Depending on each of our particular perspectives, and irregardless of whether we agree or not on whether we dropped into the same wave or chose the same lines, dangerous reefs and submerged caves are exposed by the flow of information emanating from the other side of the world - should we chose to see. I have yet to find a person who has ever successfully dodged a reef they have refused to see. Just the same as I've yet to hear or read of a war that was won by those refusing to yank their head out of the sand for long enough to fight it. Irregardless of wishfully thought theory or political ideology, we puny humans have no other choice but to trust in the clarity of non-negotiable truth. (There is such a thing you know... ) Especially when faced with a force that would sooner kill us without a care for our opinion, or our ability to discern safe water from dry shoal. If some force that has already demonstrated it's intent to murder you and salt the earth over the corpse of your achievements whilst continuing to shout that it will do just so - take it at its word and ignore it at your own peril. Your choice is opposition or submission. There is no 'third way' for the sane, no matter the variety of possible lines of retreat you are presented with. That force declared it's intent on September 11, 2001 yet there are millions who in their shock of aweful fear refuse to listen and instead have chosen to attack those who dare remind them that we, by our very existence, remain targets evermore so long as we dare continue to breath free air.

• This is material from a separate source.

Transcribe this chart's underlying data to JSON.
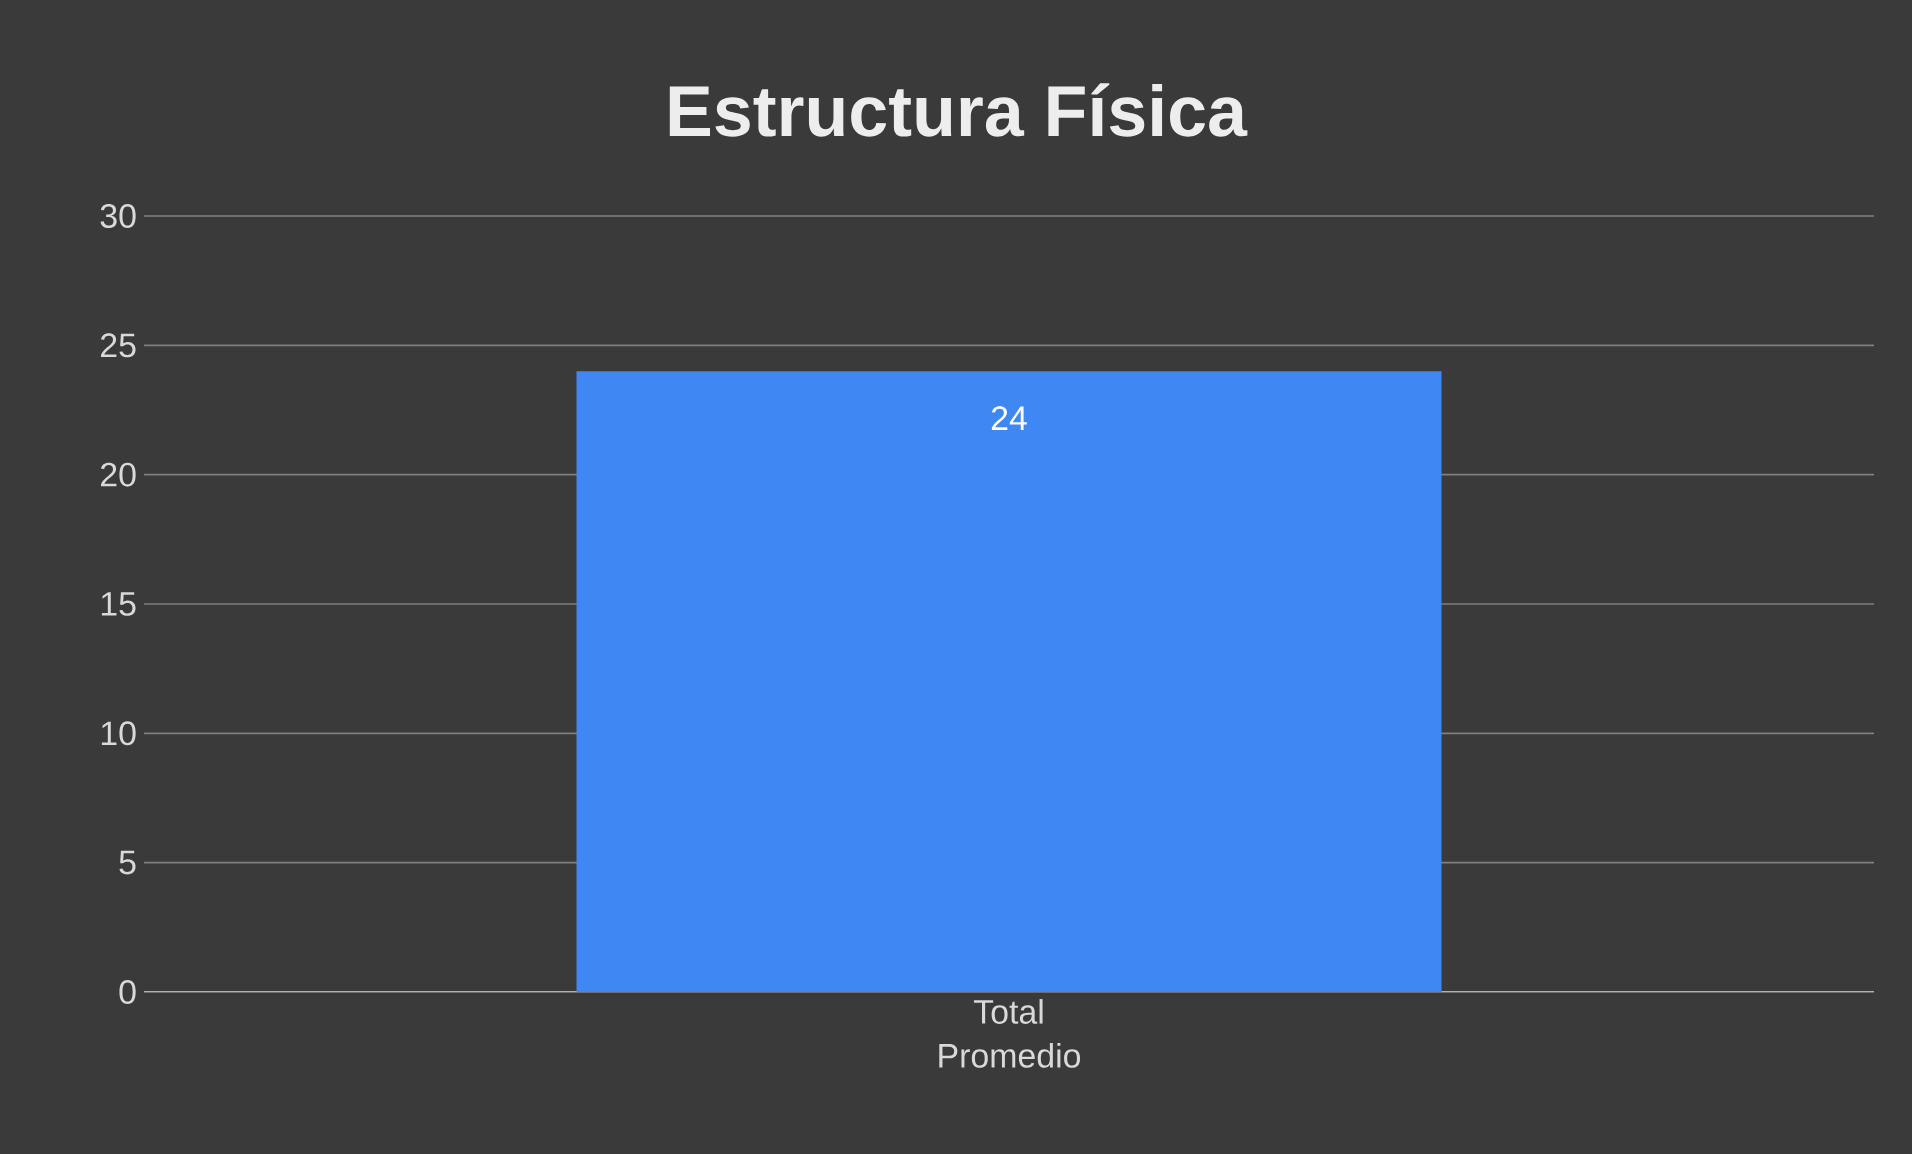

Like waves, information doesn't care a whit how it's propagated and that has apparently been reason enough to close a billion eyes. Far too many of the willfully-blind would rather expend vast amounts of collective energy denying or alternately attacking reality then cowering in fear lest the act of facing the monster makes it somehow more real than it already is. In much the same way that the advent of the telephone scared our recent technological ancestors, the potential for chaos inherent with this medium can be overwhelmingly frightening. After all we can see Osama's 8th century luddites passing their coded death even as the many participate in freely sharing the antidote of enlightened opposition. Perhaps this explains why those who have a stake in controlling the flow of ideas - Terrorists, tyrants, and our fearmongering information broker propagandists - display varying degrees of hatred for the threat of freedom posed by these humble individual ripples...These connection-facilitating threads that are increasingly gaining strength through the minds of proles like me sitting at our magical affordable boxes which allow me to communicate with 60 more people a day across a world of ideas that were previously closed to exponential us. In this alternate universe we inhabit, which somehow manages to represent the real human universe more accurately than any powdered network elite or jack-booted dictator can muster to match, It doesn't much matter whether I 'm maga, fat, man, woman, child, Soros, or Svengali - 'We the people in order to form a more perfect union' are armed to the teeth with the means to not only refute each other but also to fact-check and manifest thought into action to a degree that was impossible a few short years ago. And that's why I surf.

Have a Happy weekend I'm gonna wax my surfboard, the Navy's online wave model claims there might be waves tomorrow...And I mean to find out.

La revolución es pensamiento individual - libre para vivir.